R. c. Whitehead, 2017 QCCQ 6788
Le requérant demande l’exclusion des tests d’alcoolémie subis à la suite de son arrestation du 7 septembre 2014, puisqu’il y a eu atteinte à l’exercice de son droit à l’avocat.
ANALYSE
EST-CE QUE LE REQUÉRANT A PU AVOIR RECOURS, SANS DÉLAI, À L’ASSISTANCE D’UN AVOCAT CONFORMÉMENT À SON DROIT CONSTITUTIONNEL PRÉVU À L’ALINÉA 10b) DE LA CHARTE CANADIENNE DES DROITS ET LIBERTÉS?
[48] L’alinéa 10b) de la Charte prévoit :
10. Chacun a le droit, en cas d’arrestation ou de détention :
(…)
b) d’avoir recours sans délai à l’assistance d’un avocat et d’être informé de ce droit;[2]

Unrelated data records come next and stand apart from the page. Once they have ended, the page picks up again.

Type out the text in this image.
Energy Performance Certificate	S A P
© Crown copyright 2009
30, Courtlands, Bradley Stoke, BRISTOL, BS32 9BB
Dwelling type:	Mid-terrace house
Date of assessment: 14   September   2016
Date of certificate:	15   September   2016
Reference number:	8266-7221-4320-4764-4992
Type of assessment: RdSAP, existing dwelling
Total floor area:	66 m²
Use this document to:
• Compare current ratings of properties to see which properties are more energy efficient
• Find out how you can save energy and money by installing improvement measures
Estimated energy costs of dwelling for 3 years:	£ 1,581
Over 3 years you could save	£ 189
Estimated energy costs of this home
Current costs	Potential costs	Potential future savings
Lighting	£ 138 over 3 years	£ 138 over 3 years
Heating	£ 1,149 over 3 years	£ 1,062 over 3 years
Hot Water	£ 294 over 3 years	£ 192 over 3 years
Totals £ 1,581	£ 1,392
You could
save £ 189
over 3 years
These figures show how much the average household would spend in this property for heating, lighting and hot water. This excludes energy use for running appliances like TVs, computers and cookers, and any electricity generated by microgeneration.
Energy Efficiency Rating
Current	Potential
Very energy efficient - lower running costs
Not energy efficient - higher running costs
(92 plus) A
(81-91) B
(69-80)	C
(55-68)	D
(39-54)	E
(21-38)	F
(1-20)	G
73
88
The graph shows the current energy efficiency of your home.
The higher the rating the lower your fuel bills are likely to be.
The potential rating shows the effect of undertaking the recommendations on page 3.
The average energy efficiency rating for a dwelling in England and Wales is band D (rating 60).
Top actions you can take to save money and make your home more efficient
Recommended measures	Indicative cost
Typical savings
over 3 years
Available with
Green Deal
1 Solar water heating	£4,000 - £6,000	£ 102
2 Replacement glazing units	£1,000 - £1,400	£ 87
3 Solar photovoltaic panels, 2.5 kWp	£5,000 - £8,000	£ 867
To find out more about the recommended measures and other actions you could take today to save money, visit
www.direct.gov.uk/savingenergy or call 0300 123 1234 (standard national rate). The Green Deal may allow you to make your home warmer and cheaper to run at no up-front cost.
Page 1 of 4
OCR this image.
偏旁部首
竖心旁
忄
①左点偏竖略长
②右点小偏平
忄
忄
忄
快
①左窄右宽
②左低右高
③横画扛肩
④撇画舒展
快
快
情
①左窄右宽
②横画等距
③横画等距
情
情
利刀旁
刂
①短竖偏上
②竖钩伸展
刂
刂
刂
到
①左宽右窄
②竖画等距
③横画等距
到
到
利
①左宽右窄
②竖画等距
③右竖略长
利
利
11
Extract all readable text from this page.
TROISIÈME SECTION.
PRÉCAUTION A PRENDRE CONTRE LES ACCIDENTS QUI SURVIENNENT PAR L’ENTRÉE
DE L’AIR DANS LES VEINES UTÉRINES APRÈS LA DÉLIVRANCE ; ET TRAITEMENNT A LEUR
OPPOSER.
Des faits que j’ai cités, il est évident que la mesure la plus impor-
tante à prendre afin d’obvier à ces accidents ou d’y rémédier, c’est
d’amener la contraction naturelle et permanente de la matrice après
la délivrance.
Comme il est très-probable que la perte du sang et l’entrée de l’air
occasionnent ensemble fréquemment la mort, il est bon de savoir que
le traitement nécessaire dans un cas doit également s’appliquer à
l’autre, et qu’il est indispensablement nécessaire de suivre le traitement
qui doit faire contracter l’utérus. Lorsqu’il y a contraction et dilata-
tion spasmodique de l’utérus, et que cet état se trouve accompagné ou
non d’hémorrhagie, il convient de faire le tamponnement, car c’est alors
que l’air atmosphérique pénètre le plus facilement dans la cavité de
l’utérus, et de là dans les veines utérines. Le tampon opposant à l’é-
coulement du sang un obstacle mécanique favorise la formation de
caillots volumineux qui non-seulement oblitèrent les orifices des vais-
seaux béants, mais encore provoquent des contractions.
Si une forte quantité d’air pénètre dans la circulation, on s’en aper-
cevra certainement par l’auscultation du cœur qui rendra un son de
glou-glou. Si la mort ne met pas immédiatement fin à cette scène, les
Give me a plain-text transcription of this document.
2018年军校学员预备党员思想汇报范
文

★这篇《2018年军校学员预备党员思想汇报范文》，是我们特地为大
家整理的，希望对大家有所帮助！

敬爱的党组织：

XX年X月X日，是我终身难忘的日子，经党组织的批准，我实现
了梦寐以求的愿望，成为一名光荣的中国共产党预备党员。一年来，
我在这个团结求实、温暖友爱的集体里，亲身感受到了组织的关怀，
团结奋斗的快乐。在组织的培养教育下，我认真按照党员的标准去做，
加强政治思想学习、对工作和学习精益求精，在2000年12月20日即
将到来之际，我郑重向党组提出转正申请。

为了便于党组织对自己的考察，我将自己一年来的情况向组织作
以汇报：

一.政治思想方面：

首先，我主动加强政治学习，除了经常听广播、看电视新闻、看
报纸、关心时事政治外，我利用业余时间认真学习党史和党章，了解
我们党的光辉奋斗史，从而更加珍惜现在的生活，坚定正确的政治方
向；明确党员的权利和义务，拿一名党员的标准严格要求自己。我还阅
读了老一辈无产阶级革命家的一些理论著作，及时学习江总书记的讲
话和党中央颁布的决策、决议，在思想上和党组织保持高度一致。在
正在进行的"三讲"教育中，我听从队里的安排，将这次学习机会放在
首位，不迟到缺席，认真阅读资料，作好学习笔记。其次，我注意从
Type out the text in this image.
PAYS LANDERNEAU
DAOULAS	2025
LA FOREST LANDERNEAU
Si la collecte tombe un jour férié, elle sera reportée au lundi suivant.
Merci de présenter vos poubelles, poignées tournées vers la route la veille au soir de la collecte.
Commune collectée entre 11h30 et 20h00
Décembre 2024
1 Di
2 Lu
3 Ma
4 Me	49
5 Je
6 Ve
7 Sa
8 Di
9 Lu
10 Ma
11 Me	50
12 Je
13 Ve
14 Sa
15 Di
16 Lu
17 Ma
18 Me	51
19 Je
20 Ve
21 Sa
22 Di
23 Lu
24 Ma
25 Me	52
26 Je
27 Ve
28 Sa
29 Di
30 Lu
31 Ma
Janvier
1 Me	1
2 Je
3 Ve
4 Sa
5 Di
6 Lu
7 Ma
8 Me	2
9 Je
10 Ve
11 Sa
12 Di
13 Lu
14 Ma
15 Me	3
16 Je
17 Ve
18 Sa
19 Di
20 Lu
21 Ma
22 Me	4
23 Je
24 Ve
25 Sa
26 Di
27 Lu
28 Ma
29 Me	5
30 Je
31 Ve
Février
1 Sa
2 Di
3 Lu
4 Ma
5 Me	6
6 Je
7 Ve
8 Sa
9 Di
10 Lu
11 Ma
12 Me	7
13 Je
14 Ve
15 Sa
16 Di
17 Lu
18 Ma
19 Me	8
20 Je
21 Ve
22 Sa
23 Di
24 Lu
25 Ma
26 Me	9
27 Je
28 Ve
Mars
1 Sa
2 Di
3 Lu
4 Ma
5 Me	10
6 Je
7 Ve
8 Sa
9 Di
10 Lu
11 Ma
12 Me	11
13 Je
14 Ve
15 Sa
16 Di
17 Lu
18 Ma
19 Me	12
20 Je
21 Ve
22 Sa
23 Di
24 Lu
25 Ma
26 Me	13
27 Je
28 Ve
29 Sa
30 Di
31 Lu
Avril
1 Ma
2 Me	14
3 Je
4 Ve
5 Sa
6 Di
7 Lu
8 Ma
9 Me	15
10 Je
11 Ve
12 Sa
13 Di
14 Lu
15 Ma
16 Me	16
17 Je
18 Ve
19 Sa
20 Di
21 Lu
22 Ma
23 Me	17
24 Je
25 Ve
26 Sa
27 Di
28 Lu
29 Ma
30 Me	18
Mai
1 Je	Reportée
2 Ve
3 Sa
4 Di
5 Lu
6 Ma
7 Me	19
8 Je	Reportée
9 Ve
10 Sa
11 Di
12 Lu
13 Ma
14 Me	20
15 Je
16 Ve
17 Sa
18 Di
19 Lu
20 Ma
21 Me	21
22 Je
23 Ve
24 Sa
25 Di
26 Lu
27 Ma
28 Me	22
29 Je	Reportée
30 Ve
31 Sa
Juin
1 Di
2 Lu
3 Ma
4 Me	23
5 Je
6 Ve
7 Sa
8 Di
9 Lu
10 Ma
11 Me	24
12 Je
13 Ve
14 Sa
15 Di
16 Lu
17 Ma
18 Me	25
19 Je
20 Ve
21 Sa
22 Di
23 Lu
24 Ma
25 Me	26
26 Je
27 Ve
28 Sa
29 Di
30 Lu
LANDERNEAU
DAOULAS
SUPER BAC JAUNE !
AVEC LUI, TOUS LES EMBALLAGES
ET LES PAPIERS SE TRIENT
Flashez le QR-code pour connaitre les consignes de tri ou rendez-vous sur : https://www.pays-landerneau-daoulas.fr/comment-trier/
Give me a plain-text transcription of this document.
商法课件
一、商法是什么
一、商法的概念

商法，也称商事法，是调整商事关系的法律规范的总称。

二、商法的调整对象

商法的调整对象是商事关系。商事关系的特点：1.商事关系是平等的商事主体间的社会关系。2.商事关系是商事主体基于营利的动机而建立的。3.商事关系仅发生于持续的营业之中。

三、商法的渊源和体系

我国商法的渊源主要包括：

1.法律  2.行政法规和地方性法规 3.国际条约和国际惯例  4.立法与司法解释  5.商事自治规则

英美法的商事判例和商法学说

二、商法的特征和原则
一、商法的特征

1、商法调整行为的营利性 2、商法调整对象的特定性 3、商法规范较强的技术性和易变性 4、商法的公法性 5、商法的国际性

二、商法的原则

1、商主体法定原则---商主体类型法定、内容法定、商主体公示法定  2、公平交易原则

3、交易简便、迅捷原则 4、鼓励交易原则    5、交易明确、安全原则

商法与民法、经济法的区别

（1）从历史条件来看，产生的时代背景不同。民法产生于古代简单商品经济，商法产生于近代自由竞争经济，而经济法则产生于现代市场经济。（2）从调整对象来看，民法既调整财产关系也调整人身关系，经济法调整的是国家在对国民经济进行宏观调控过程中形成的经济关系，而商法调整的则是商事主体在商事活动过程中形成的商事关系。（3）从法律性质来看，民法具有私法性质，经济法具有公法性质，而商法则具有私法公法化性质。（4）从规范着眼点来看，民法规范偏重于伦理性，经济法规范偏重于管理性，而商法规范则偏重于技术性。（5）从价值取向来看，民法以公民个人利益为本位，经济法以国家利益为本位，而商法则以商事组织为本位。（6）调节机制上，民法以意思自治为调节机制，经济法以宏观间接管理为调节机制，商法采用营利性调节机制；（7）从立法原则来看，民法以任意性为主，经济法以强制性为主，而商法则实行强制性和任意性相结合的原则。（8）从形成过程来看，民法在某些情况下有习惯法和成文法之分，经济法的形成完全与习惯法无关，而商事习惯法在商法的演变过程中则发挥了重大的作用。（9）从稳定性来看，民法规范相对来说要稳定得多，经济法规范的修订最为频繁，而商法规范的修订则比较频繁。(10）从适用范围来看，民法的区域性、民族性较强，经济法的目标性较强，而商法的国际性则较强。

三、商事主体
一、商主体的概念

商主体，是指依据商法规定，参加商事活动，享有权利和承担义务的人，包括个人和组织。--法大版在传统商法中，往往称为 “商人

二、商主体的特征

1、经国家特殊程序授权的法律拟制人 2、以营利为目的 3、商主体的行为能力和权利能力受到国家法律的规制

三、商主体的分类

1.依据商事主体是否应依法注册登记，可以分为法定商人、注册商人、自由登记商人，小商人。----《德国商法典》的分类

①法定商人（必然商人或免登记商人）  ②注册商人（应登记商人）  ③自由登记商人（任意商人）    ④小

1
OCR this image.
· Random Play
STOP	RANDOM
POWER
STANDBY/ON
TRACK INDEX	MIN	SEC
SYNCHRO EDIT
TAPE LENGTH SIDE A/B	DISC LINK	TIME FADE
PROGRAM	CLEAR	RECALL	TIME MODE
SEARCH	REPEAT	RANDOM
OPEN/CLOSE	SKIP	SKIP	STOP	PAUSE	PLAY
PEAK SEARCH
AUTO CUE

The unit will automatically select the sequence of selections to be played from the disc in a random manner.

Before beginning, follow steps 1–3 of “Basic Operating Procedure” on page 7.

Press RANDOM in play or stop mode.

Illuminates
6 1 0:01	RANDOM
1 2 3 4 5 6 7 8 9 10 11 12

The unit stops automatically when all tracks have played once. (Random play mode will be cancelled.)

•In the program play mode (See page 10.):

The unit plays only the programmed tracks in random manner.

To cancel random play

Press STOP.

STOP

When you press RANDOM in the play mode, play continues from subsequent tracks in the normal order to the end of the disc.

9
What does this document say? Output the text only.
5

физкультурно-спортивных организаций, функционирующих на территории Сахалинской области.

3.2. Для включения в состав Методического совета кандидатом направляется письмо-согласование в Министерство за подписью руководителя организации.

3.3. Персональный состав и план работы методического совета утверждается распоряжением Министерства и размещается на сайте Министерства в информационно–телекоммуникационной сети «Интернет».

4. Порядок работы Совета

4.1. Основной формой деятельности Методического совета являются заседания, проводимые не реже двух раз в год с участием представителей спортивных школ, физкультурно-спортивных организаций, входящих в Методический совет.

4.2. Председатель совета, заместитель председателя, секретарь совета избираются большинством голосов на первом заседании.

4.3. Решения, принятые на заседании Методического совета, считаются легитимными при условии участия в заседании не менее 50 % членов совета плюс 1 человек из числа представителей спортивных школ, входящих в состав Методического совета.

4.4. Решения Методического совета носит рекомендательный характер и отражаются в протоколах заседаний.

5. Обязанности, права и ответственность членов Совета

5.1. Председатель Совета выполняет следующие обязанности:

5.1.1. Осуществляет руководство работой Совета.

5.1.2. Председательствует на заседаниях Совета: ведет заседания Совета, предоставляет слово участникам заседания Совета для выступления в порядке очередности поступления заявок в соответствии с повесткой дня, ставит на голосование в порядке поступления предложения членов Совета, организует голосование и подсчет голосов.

[49] Il n’est pas inutile de se remémorer l’objet de ce droit constitutionnel tel que formulé par le juge Lamer dans l’arrêt Bartle[3] :
16. L’objet du droit à l’assistance d’un avocat que garantit l’al. 10b) de la Charte est de donner à la personne détenue la possibilité d’être informée des droits et des obligations que la loi lui reconnaît et, ce qui est plus important, d’obtenir des conseils sur la façon d’exercer ces droits et de remplir ces obligations: R. c. Manninen, 1987 CanLII 67 (CSC), [1987] 1 R.C.S. 1233, aux pp. 1242 et 1243. Cette possibilité lui est donnée, parce que, étant détenue par les représentants de l’État, elle est désavantagée par rapport à l’État. Non seulement elle a été privée de sa liberté, mais encore elle risque de s’incriminer. Par conséquent, la personne “détenue” au sens de l’art. 10 de la Charte a immédiatement besoin de conseils juridiques, afin de protéger son droit de ne pas s’incriminer et d’obtenir une aide pour recouvrer sa liberté: Brydges, à la p. 206; R. c. Hebert, 1990 CanLII 118 (CSC), [1990] 2 R.C.S. 151, aux pp. 176 et 177; et Prosper. L’alinéa 10b) habilite la personne détenue à recourir de plein droit à l’assistance d’un avocat “sans délai” et sur demande.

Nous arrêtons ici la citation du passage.